To try to make sense of the president of the world’s top jailer chastising the leader of a famously humane country, the Daily Appeal talked to Björn Kjelsson, who has worked with Sweden’s Prison and Probation Service for over a decade. He has served as a corrections officer and as the head of one department of a maximum-security prison, and now he trains new officers.
“It was not strange that he would be held in remand during the investigation,” Kjelsson said, given that the charge was assault and he was considered a flight risk. In sentencing Rocky to a conditional discharge, the judges may have factored in the time that Rocky spent in custody. Kjelsson said, “it was not a lenient verdict,” nor was it particularly out of the ordinary. The general reaction to Trump’s intervention in Sweden, he said, was surprise. “We wondered, does he not know anything about our system?” People wanted to know if the call to the prime minister was “for publicity reasons, because our prime minister has nothing to do with sentencing in Sweden.” There is a clear separation between courts and the prime minister in Sweden, he told me. I noted this was no different in the U.S. “I know!” he said. “Which is why the call surprised me!”

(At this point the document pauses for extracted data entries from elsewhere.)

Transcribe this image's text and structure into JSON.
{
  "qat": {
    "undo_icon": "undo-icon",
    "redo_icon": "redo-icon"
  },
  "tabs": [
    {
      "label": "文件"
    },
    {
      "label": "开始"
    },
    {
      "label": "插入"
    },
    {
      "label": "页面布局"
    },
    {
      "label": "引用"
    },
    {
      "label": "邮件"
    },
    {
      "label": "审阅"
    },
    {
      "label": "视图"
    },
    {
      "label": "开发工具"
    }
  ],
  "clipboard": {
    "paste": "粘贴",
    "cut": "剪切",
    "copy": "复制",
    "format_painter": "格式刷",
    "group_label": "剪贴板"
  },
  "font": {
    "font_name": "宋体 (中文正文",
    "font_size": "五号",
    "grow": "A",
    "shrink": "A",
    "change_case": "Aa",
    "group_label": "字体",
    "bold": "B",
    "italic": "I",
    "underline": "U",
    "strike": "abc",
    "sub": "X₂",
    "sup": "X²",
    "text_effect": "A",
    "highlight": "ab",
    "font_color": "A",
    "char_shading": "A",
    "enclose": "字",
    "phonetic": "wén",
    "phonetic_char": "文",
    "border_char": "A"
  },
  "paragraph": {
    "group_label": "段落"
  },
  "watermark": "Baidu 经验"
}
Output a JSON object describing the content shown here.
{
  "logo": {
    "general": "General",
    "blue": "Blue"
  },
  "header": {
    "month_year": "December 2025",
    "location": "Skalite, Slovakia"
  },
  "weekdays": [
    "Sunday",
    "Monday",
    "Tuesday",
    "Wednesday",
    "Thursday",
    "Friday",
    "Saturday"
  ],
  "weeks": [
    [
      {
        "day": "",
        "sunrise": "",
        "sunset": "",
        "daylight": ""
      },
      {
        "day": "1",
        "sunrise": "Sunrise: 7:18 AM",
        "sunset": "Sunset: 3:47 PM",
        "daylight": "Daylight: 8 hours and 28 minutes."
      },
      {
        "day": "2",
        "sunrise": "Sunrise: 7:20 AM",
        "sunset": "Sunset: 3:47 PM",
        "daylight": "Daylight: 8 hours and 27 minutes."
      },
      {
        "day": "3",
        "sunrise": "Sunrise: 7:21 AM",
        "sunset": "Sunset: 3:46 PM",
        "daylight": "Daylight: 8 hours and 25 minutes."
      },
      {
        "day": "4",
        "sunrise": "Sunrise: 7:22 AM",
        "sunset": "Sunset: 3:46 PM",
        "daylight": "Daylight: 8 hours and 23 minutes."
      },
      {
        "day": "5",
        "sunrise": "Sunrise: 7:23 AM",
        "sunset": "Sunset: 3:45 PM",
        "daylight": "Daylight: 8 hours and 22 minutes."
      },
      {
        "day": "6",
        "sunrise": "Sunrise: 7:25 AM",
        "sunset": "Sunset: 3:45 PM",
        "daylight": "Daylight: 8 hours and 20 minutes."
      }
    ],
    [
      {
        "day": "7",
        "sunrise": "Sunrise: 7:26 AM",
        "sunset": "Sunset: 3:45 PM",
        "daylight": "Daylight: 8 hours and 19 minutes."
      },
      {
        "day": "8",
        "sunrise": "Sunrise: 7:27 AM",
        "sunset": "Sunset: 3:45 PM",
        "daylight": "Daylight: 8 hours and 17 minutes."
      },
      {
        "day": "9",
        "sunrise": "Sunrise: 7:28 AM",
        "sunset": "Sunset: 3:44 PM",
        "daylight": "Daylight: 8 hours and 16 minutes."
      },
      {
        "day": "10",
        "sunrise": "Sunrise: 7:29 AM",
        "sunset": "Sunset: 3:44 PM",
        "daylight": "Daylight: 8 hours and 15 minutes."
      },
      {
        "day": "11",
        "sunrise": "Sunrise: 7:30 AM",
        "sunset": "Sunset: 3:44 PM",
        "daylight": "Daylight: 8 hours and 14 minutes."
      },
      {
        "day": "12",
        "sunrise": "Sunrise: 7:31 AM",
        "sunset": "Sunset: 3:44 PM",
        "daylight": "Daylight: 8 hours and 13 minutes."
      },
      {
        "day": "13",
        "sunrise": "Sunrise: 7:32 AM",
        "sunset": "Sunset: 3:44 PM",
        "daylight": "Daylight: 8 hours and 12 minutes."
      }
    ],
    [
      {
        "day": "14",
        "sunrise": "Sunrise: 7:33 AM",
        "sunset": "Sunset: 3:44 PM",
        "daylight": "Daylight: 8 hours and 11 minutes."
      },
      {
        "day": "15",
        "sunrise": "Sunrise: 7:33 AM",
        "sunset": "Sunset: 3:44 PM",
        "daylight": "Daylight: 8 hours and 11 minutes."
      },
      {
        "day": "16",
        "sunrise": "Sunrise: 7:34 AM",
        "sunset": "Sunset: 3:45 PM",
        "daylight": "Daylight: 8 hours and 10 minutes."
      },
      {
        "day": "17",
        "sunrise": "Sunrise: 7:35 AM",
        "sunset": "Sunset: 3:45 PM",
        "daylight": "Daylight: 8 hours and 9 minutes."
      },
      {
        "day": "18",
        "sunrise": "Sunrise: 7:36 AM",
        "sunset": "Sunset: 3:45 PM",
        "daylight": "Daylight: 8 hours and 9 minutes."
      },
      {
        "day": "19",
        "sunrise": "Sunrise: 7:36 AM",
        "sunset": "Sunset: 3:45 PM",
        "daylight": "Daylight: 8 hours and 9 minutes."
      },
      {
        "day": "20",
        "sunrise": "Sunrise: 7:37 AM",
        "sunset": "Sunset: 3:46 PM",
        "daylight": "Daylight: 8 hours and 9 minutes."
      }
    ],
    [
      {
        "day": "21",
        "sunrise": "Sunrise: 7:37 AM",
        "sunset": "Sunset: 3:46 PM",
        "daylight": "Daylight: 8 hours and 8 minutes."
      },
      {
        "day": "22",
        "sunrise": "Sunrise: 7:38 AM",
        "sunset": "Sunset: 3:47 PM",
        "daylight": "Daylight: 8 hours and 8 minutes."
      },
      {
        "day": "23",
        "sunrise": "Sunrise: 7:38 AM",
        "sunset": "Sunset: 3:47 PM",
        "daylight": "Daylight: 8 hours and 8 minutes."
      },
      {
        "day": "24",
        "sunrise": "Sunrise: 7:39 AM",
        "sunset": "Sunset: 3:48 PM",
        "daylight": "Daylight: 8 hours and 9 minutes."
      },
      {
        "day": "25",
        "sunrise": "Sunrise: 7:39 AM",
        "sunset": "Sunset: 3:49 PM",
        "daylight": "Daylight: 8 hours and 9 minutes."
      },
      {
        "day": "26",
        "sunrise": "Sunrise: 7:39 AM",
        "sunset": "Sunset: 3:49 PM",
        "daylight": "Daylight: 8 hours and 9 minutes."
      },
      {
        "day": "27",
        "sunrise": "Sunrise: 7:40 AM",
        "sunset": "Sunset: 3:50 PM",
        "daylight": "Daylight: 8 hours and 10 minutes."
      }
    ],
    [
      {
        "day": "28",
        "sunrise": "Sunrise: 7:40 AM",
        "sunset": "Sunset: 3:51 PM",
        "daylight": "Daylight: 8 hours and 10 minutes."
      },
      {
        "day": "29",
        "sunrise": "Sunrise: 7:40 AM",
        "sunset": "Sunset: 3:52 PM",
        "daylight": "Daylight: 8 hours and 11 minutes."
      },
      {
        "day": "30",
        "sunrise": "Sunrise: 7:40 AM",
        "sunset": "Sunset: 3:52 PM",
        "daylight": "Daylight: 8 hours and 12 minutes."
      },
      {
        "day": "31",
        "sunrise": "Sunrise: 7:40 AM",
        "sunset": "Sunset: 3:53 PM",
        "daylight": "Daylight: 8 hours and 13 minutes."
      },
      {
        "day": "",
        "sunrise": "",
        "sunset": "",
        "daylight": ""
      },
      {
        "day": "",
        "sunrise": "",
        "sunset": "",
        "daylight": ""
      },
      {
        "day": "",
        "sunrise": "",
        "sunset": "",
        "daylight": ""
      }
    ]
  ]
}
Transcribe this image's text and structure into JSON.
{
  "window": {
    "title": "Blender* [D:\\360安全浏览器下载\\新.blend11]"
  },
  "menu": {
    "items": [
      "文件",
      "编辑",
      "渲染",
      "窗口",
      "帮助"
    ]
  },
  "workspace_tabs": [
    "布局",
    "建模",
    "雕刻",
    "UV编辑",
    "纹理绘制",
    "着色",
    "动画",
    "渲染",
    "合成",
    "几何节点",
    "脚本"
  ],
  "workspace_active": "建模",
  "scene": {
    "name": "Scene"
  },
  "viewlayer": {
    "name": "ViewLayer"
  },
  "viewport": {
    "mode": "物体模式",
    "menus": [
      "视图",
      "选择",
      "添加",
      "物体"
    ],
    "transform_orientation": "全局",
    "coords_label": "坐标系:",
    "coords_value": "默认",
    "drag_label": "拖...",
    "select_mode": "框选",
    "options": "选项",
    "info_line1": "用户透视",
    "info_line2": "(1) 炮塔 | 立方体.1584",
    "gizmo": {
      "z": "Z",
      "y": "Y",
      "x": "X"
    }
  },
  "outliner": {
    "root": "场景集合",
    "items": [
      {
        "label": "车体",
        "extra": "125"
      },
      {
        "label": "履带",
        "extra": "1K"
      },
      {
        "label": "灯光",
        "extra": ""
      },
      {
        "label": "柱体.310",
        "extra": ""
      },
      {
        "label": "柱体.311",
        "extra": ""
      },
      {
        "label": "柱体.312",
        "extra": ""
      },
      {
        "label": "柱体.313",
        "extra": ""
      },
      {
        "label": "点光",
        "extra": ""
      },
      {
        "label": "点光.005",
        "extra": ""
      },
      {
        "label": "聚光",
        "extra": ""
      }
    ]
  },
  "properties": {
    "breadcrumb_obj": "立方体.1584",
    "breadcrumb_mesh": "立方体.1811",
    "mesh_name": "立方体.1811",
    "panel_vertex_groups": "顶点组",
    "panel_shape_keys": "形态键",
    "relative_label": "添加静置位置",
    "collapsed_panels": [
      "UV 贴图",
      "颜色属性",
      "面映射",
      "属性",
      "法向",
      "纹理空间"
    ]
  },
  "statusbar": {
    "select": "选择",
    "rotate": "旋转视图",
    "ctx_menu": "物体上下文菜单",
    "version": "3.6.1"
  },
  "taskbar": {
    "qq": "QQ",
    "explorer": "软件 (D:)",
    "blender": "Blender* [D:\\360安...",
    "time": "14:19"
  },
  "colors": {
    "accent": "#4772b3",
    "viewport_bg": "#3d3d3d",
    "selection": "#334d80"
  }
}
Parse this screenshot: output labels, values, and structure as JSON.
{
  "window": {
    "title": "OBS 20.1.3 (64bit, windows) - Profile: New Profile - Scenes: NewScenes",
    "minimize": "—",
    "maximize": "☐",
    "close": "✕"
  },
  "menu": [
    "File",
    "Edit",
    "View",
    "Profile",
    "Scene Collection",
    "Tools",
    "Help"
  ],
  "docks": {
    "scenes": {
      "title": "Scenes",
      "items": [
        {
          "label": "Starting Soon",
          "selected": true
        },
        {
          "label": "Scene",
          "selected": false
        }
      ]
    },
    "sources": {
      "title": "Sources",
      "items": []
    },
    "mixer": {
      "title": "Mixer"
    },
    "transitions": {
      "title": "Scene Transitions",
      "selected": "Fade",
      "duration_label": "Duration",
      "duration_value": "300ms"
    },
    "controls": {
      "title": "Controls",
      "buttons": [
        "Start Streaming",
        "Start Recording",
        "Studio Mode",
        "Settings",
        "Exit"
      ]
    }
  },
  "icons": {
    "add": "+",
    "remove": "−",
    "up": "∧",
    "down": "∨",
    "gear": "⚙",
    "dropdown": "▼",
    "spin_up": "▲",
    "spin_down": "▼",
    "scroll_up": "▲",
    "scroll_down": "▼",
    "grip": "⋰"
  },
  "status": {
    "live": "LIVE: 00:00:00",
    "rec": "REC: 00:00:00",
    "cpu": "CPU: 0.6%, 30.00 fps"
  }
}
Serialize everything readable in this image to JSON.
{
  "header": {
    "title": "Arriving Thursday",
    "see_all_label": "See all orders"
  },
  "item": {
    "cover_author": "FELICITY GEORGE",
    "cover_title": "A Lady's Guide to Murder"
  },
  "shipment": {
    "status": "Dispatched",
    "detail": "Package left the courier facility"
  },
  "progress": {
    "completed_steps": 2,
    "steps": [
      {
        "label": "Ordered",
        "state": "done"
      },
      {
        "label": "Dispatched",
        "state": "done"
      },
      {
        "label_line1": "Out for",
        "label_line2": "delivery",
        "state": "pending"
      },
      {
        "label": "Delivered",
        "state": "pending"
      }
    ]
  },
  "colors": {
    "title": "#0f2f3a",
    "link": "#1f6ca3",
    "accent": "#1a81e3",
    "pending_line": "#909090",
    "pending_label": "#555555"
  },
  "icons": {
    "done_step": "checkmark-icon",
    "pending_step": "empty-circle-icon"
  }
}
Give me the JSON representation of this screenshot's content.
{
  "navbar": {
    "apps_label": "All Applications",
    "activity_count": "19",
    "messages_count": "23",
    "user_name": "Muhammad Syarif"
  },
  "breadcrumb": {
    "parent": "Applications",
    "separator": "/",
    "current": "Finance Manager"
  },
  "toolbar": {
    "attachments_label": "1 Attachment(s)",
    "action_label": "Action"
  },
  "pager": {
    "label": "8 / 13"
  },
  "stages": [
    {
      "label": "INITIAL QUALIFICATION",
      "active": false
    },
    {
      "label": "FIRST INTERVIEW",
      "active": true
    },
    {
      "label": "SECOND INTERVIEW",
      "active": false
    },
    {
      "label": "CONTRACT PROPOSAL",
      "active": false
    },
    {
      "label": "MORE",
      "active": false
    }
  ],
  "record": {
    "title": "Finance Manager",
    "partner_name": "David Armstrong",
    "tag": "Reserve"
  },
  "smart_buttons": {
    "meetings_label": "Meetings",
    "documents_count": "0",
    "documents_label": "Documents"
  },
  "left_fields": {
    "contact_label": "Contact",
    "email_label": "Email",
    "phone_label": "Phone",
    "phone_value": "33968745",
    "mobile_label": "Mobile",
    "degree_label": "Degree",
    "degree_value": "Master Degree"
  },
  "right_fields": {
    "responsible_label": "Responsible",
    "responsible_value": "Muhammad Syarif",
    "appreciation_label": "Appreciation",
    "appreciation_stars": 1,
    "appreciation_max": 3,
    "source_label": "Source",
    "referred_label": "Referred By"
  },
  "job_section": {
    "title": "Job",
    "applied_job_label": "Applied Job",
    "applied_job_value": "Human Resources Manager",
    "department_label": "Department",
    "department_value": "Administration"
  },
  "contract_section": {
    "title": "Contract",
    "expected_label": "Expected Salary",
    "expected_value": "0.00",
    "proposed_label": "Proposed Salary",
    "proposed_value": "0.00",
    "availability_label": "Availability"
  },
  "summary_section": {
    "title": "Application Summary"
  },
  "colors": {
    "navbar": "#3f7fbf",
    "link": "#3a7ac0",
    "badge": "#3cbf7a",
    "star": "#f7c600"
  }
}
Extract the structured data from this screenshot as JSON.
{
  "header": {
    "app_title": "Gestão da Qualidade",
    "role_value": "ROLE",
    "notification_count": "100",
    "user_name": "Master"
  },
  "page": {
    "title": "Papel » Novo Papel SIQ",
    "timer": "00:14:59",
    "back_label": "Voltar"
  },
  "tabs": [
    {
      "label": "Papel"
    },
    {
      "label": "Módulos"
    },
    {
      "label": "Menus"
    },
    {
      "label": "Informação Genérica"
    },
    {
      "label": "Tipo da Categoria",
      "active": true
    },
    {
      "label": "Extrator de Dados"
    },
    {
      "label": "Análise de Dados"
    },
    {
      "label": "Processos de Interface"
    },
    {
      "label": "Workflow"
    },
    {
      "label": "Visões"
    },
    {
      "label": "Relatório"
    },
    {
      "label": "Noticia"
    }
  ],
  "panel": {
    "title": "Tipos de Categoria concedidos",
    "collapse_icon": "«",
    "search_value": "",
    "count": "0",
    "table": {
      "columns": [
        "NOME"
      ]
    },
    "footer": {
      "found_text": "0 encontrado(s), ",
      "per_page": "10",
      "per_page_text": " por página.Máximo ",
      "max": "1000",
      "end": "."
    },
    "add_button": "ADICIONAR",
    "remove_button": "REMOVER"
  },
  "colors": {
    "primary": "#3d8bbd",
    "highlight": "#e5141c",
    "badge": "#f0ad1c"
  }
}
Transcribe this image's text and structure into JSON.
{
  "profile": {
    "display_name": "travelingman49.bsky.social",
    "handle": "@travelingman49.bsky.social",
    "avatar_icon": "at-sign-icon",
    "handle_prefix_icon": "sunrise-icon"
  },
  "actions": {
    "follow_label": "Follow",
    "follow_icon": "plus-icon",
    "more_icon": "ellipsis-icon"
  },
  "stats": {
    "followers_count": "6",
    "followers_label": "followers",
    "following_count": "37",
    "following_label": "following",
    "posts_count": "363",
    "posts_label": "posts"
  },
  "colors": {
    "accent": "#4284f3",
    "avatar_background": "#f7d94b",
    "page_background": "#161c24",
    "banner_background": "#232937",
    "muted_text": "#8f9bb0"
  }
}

As a staff instructor, Kjelsson teaches his department’s newest hires about rules and regulations but also about ethos. “We spend a lot of time talking about ethics and we problematize questions about behavior and background. A lot of the focus is about treating every prisoner the same.” This can pose a problem with people who are incarcerated who do not have Swedish citizenship, he said, and “we need to make sure that the people who don’t speak Swedish get the same treatment as the ones who speak Swedish. It’s so much easier to connect or make small talk” when you share the same language, he noted.
“My main focus, our main focus,” he said, “is trying to make sure that our students, who are our newest employees, have a humane attitude, that they believe in the humanity of the prisoners, and the possibility of change no matter what background you have.” That includes “learning difficulties, nationalities, past abuse.” Does the crime matter? “It doesn’t matter at all what you’re incarcerated for,” he said. After his first year as a corrections officer, he said, “I wasn’t interested in finding out what a prisoner was incarcerated for because that shouldn’t affect my behavior or that person’s chance to change. My views shouldn’t affect the treatment that this guy gets.”
Having visited the maximum-security prison department in Sweden where Kjelsson was in charge, I can attest that these principles inform their practice. I witnessed a calm, respectful, supportive, creative, and sensitive environment that, at least in tone, had more in common with American universities than American prisons.